“When I get offended is when somebody says ‘you can’t be from Wales – you’re not from Wales’.
“Just because you’re black and you live in Wales – it doesn’t make you any less Welsh.”
Sheldon Mills grew up in a working class family in Ely, Cardiff, and despite the doubts of a teacher is now an executive director of the Financial Conduct Authority.
He is one of one of a handful of people who have shared their experience of growing up black in Wales for documentary Black and Welsh.
Recalling an experience at school, he told the documentary: “I said [to my teacher]: ‘Sir, I’m going to be a lawyer and I’m going to go to King’s College London’.
“And he said: ‘You will never go to King’s College London, Sheldon.’
“And I said: ‘Yes I will’. And I did.”
He said this story serves as an example of how “people underestimate what a black boy, now man, can actually do”.
“And that’s why it saddens me, not just for me, for all black boys,” he said.
The documentary has been made by Liana Stewart, who describes herself as being from a “really diverse and super close family” in Butetown, Cardiff.
Her father is from Jamaica and her mother is mixed race – “Welsh, Chinese, Barbadian and English to be exact,” she said.

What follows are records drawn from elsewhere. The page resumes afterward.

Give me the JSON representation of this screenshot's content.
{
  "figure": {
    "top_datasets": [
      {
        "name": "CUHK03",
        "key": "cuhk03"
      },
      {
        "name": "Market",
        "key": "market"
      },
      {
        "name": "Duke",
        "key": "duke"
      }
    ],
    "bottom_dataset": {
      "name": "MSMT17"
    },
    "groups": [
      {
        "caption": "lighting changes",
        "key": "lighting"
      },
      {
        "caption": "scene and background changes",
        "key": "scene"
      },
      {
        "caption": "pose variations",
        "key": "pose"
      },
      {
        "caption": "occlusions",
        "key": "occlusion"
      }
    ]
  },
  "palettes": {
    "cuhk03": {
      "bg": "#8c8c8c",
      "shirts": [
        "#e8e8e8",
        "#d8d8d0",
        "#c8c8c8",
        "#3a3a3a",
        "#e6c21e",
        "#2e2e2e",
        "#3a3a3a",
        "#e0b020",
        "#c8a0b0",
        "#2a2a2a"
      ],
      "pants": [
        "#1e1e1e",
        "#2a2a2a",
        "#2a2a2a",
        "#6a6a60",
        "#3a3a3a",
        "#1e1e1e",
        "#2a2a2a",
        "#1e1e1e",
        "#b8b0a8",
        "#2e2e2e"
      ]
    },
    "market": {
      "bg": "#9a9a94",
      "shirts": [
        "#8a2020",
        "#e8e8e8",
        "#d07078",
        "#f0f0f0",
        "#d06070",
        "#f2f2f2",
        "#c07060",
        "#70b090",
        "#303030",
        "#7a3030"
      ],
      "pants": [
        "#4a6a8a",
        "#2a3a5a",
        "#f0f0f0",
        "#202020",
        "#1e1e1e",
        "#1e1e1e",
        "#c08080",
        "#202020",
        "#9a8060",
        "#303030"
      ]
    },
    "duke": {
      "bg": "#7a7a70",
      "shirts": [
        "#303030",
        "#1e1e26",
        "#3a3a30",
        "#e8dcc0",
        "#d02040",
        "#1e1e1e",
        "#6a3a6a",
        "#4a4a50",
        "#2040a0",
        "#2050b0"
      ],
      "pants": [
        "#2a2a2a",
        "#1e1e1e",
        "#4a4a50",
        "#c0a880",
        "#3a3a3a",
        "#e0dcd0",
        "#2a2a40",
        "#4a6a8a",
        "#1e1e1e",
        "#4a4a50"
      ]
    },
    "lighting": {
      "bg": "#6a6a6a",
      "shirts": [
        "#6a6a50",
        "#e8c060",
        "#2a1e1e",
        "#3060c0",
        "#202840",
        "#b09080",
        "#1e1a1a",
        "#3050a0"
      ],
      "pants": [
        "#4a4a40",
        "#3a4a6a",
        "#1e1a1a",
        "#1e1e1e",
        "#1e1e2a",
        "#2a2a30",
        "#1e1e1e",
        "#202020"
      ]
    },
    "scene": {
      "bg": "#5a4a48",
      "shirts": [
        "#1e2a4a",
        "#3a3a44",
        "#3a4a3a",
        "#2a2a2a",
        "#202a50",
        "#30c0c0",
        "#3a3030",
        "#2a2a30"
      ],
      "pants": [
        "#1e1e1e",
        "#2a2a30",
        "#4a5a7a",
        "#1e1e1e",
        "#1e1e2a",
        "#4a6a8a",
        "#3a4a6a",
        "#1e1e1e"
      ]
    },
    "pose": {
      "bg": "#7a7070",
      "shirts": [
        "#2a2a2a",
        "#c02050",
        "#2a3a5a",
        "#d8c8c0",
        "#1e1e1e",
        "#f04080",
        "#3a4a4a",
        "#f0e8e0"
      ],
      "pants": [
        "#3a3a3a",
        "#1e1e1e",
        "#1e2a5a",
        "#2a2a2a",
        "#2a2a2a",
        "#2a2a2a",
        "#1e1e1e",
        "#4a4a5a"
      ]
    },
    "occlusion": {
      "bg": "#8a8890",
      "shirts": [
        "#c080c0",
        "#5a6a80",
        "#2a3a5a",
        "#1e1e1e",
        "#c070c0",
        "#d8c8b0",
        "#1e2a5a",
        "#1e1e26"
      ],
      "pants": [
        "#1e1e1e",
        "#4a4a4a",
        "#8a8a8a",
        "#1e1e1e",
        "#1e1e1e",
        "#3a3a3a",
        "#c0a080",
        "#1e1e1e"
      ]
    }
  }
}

She said she grow up in the 1990s when there were very few black role models on television and she wanted to “create a space where we can be seen and heard”.
‘Where are you from?’
Sheldon is not the only person featured in the documentary who said his appearance caused people to question his Welshness.
“It always gets followed by ‘but where are you really from?'” said poet Ali Goolyad.
“Oh, do you mean where’s my black from?” retorted student Maya Oyibo-Goss.
Actor Alexandria Riley said: “For me, ‘where are you from?’ translates into ‘you’re not from here’.”